There is no question that Easter Day in 1963 fell on Sunday, April 14. My Catholic
New Marian Missal printed in 1952, and my Episcopalian
Book of Common Prayer printed in 1953 both confirm April 14 as the correct date for that year. Plus, there are extant
photos and
video of President JFK and his family celebrating what would be his last Easter on that date.
Easter Day may seem unpredictable, but calculating its date is really no secret. Easter is a full moon holiday, and the Church uses a repeating series of 19 dates to approximate the full moon, the Sunday after which is Easter. In 1963, the full moon date was Monday, April 8—hence Sunday, April 14 was Easter.
Here's how I make sense of the seven-day discrepancy from the info on the Doe Network:
I think Sunday, April 7 is when the
neighbor last saw Jane Clement. Then "a week later [i.e, Easter Week, April 14-20], a worried neighbor [said] she hadn't seen Clement in days." The police began to investigate shortly thereafter. When they questioned the husband, he said he had seen her just the other day—Easter Monday, April 15—when she asked him to watch the children.
Maybe because the police suspected the husband, they list April 7th as date of last contact since this comes from an independent and impartial source. I think the newspapers simply confused the two accounts, and produced the erroneous "Easter Monday, April 8th."
Note that the details about Jane's call to her husband and the Easter dress come only from him, so they can't be independently verified, especially since the dress conveniently disappeared. Maybe there was no Easter dress, and he contrived that detail to add weight to his own story and play down the neighbor's concerns that Jane hadn't been seen in a week, that is, from April 7th.

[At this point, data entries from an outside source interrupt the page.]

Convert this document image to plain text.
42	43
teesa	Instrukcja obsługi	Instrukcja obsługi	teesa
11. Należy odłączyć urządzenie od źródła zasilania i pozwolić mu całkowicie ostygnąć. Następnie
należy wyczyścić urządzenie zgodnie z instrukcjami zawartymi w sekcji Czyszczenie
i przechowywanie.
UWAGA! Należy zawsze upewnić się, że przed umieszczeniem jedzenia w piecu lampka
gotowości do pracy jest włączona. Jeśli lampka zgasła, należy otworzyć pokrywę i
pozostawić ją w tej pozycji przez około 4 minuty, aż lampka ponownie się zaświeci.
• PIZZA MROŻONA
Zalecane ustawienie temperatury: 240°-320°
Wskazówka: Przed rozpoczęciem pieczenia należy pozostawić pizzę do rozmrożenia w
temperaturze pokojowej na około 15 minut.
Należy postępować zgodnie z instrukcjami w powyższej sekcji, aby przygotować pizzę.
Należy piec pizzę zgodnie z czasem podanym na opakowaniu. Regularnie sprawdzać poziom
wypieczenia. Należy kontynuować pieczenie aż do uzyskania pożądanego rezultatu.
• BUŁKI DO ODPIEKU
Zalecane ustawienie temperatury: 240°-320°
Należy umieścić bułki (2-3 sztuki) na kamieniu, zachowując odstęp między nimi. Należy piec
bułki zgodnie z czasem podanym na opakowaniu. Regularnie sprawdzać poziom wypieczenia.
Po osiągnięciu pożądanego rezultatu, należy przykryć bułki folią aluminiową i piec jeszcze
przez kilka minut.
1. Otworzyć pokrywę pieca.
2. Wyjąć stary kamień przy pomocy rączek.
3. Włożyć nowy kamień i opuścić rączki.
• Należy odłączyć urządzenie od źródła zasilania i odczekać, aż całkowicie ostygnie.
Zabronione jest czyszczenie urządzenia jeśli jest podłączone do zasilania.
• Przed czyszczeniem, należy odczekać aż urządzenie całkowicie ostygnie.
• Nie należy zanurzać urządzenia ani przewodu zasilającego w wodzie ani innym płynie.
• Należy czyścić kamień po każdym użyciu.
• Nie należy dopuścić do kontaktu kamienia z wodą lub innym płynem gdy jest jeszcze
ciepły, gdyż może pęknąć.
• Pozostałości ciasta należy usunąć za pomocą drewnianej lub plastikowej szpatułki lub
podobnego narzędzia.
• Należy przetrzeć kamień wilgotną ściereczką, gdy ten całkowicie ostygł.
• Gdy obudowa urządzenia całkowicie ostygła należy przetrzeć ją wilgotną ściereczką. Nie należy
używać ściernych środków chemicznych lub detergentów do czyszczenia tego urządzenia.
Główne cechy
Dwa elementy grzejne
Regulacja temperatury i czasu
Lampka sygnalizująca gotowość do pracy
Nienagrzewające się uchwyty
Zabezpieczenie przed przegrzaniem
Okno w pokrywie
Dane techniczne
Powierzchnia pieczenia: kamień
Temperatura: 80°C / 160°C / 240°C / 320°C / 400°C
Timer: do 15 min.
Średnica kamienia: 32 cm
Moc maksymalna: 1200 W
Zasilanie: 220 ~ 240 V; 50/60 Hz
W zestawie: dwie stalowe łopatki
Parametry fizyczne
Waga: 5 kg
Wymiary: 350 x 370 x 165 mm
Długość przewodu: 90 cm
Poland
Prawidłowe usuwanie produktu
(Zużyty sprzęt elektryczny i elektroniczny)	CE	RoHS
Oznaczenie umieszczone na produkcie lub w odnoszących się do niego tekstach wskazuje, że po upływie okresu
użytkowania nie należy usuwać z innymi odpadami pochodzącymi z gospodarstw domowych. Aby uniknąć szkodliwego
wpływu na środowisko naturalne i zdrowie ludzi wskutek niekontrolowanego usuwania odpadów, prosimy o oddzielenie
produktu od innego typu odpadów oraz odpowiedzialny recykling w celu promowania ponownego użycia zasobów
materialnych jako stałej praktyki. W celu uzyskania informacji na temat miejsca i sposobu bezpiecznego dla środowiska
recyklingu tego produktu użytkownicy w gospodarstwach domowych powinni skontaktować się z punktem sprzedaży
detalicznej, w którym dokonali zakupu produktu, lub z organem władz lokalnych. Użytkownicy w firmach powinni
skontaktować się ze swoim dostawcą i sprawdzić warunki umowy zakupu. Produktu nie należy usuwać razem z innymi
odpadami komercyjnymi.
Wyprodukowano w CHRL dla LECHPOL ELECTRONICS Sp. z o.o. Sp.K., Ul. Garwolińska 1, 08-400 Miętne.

I think another clue comes from the washed but mildewed clothes which Jane's brother found when he broke into her house. If the neighbor called the brother "one week later," and this refers to Easter Week, April 14-20, then this backs up the neighbor's story because one week is enough time for mildew to form. I doubt a worried brother would've waited a week
after the call to go to the house, so the clothes were left unattended from around April 7.
How young were the children? If they were old enough, surely they'd remember spending a whole week with their dad and not their mom. Then again, if they were young enough and not as aware of time, he could've simply convinced them that he had picked them up on Easter Monday, April 15th when in reality it had been one week prior.
ETA: I found a Reddit thread that describes the children as "babies." I know Reddit isn't the most reliable source, but given that Jane went missing at 22, it makes sense.